Here's the fun part of a portfolio, the portion of a portfolio where your imagination can run wild. This is for speculation, and under this current model it would include two-three stocks. In my book I talk about more complex diversification strategies, many that are determined based on the market (ie recession proof portfolio, strategies to hedge, and different ways to figure risk tolerance and individualized portfolio diversification). However, in this piece, it's a portfolio strategy based on the size of the portfolio, for those who want to still earn money while being somewhat safe.
In this portion you can buy whatever you' like, whether it be biotechnology, small cap, large cap, etc. But for me, in this particular portfolio, I am going to continue with the trend of diversifying based on each stock having a purpose within a portfolio while still trying to include a broad range of industries and sectors, therefore I am adding financial and transportation, specifically American International Group (NYSE:AIG) and XPO Logistics (NYSE:XPO).
In the previous article ($25,000) I covered AIG, showing its level of value and how it has evolved since the recession. The company is presenting great upside, and could return large gains at its current price. XPO Logistics is the largest holding in my (real) portfolio, is a third-party truck brokerage company, and can be explained by clicking here. Both stocks are speculative; neither pays dividends, but could return market leading gains over a course of several years.

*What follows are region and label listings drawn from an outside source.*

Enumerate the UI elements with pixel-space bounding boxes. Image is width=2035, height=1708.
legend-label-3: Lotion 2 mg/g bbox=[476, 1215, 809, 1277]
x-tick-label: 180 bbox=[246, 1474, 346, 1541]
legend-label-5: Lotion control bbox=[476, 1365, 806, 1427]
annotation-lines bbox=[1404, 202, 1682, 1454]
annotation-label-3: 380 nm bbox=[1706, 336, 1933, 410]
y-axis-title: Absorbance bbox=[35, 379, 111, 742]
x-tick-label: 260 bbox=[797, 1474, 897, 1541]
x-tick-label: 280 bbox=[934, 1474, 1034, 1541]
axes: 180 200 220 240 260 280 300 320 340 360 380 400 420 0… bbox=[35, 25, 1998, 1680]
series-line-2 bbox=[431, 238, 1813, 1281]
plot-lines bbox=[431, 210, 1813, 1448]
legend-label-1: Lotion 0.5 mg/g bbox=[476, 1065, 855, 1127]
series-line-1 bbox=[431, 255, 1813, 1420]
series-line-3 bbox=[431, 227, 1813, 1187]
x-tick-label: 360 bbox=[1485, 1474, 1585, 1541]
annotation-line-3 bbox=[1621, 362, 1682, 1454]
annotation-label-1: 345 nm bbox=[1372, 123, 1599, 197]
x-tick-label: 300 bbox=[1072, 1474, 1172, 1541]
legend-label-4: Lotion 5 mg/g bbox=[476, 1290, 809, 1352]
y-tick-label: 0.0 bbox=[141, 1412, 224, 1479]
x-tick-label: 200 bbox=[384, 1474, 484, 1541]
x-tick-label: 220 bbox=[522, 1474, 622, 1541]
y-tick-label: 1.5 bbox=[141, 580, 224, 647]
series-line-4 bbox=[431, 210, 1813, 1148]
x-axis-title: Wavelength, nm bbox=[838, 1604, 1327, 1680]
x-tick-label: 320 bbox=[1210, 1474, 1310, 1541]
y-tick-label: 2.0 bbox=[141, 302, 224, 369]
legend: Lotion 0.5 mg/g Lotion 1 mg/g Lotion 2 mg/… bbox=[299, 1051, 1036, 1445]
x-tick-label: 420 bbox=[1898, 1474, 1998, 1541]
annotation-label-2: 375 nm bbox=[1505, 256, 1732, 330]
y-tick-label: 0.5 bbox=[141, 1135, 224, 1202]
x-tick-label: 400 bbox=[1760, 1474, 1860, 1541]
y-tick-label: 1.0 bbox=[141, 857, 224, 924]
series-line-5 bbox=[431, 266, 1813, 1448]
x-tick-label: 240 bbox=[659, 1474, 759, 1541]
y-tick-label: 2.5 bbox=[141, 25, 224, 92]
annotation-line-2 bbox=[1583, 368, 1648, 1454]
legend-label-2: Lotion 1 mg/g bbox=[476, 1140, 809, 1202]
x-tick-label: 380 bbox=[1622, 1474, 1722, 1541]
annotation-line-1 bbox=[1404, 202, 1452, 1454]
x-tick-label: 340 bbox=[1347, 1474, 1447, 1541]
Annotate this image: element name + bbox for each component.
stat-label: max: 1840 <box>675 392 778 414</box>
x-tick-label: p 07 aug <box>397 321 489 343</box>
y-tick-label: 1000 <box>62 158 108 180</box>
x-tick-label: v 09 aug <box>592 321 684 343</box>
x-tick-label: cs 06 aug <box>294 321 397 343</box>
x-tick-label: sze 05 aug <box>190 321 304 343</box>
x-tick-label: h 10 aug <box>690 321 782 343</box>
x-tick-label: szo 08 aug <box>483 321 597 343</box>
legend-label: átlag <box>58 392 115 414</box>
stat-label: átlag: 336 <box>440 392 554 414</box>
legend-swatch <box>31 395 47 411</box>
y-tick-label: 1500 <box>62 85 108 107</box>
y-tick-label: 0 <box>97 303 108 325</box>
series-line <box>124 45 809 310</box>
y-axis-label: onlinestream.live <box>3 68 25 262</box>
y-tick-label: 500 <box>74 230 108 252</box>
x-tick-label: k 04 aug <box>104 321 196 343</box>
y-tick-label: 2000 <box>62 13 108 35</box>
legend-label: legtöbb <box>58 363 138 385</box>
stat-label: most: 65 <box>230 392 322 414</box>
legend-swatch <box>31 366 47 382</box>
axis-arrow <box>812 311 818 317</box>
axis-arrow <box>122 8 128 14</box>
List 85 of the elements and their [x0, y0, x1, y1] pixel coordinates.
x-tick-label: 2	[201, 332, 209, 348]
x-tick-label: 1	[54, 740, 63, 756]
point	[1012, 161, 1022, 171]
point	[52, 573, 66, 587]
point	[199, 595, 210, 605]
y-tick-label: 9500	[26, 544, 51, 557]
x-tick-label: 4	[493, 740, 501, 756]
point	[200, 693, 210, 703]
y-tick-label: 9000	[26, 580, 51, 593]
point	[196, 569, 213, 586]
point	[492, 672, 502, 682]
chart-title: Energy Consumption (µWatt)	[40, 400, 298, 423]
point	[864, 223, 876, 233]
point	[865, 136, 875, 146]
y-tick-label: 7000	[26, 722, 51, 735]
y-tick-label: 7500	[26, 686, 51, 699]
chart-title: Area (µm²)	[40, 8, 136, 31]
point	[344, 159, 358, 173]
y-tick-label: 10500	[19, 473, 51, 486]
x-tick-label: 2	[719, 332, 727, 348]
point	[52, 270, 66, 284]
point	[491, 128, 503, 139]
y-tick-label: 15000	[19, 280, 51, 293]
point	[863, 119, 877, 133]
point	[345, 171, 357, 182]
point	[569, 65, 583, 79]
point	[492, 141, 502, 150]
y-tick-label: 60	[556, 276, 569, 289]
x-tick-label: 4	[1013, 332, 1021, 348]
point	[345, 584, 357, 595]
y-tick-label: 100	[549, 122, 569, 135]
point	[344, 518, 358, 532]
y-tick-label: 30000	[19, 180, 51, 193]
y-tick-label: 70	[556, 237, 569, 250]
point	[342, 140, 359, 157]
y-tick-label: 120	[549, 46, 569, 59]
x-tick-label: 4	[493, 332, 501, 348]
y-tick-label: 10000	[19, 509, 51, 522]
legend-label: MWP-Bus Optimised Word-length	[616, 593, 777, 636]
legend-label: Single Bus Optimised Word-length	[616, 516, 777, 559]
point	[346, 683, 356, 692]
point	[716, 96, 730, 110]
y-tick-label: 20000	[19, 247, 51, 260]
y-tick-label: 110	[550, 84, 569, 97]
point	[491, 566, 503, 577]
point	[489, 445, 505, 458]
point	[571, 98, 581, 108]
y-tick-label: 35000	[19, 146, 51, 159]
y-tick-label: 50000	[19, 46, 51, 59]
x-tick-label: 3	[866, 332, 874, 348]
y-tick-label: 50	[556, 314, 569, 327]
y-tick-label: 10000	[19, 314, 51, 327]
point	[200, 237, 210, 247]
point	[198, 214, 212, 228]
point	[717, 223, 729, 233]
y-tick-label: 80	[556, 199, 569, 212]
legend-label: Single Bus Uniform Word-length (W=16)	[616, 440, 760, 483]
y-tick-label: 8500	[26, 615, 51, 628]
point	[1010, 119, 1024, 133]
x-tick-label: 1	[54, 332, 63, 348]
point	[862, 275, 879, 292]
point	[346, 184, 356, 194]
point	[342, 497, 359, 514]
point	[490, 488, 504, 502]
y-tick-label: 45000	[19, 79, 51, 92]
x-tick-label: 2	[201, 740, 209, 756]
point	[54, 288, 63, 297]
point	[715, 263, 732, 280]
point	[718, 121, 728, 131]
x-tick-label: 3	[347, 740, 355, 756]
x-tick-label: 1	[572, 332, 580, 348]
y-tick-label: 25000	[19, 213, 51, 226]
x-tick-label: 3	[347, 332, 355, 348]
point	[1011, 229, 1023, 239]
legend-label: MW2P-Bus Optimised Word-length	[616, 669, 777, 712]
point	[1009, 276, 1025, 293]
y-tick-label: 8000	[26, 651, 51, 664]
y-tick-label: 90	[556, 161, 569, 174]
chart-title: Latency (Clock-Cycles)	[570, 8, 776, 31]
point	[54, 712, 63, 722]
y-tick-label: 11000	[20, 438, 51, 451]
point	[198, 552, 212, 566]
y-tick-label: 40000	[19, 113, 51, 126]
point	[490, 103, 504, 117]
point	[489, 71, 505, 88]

This is the third piece in my "Diversifying Your Portfolio" series, and I hope that you are seeing that diversification can be achieved without the use of mindless index investing. In each of my portfolios, regardless of size, I showed you how you can be exposed to multiple industries with fewer investments by purchasing stocks that serve a purpose within your portfolio. This is a complex topic, and this series is barely scratching the surface with a very simple strategy. These are all topics that must be considered when building a portfolio that will perform well and that is built to succeed in a new era of investing. But for now, this is a good place to start, especially if you fall into one of the three categories that we have already discussed.